Air circulation — Brown patch disease in St. Augustine grass is worse in low-lying areas, shaded spots, and places with poor airflow. If the same area gets infected every year, fungicide alone won’t permanently solve the problem. Structural factors like shade and drainage need to be addressed as well.
Summary
Brown patch disease in St. Augustine grass — and in zoysia — is a fast-moving problem that rewards early diagnosis. The key steps in order: confirm it’s actually brown patch using the smoke ring border and blade pull test, rule out drought stress, chinch bugs, and fertilizer burn, then act immediately by shifting to morning watering, stopping nitrogen, and applying a systemic fungicide containing azoxystrobin or propiconazole. Prevention comes down to one consistent habit more than anything else: keep foliage dry at night. Build that into your routine and you cut the disease’s opportunity significantly before it starts.

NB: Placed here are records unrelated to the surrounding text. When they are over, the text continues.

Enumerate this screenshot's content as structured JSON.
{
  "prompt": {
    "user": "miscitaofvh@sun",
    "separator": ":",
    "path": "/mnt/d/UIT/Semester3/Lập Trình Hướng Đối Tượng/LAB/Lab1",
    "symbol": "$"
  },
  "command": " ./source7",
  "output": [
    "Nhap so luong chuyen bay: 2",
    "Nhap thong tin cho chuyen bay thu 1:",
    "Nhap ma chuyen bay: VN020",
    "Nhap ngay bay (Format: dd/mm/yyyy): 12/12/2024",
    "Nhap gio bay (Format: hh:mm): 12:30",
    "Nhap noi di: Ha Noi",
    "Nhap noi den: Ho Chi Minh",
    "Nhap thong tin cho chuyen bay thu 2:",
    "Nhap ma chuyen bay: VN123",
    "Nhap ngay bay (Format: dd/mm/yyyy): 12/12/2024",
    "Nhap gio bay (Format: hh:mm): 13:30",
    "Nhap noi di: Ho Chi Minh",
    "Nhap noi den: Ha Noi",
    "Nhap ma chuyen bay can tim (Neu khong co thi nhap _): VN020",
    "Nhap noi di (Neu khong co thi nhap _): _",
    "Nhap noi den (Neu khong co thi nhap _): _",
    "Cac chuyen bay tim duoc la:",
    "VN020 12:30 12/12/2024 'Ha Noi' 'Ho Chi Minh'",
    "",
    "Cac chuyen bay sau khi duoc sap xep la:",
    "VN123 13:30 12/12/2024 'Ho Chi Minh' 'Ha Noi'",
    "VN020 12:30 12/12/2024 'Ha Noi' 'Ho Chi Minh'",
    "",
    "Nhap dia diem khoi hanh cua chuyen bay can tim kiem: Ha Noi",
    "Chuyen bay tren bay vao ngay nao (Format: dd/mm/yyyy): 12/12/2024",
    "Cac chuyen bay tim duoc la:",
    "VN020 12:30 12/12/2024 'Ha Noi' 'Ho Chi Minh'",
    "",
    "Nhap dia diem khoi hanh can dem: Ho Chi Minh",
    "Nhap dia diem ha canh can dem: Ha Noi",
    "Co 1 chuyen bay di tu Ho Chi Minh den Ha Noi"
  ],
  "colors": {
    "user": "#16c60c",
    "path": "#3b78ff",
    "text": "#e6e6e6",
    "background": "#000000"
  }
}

Frequently Asked Questions
Can brown patch kill my St. Augustine lawn permanently? Brown patch disease in St. Augustine grass is rarely fatal to the entire lawn. The fungus attacks leaf blades but typically leaves stolons (runners) alive. Once conditions improve and treatment is applied, the grass usually recovers from the stolons outward. Repeated severe infections with no treatment over multiple seasons can thin a lawn significantly, but permanent death across a large area is uncommon.
How long does it take for brown patch to go away after treatment? With cultural changes and a systemic fungicide applied early, you should see the active infection stop spreading within 7–14 days. Visible recovery — new blade growth filling in the patches — takes longer, typically 3–6 weeks depending on how fast your grass is actively growing. Patches treated late in the season may not fill in until the following spring.
Does brown patch come back in the same spot every year? Yes, it often does. Rhizoctonia solani persists in the soil and thatch layer between seasons. Areas with poor drainage, shade, or restricted airflow are especially prone to repeat infections. If you have a persistently affected area, address the underlying structural conditions — fungicide alone will not break the cycle permanently.
Is brown patch the same as large patch disease? They are closely related but not identical. Both are caused by Rhizoctonia solani, but large patch is the term used specifically for infections in warm-season grasses like St. Augustine and zoysia, while brown patch is more commonly applied to cool-season turf. The symptoms, treatment, and fungicide options are essentially the same. You will see both terms on product labels and in extension publications — they refer to the same practical problem in your lawn.
Can I overseed or resod a brown patch area while the fungus is still active? No. Installing new sod or seed into an actively infected area will expose it to the same fungus immediately. Wait until the outbreak is controlled, conditions have shifted away from the peak infection window, and at least one fungicide application has been completed. Then address bare areas if the grass hasn’t filled back in naturally from surrounding stolons.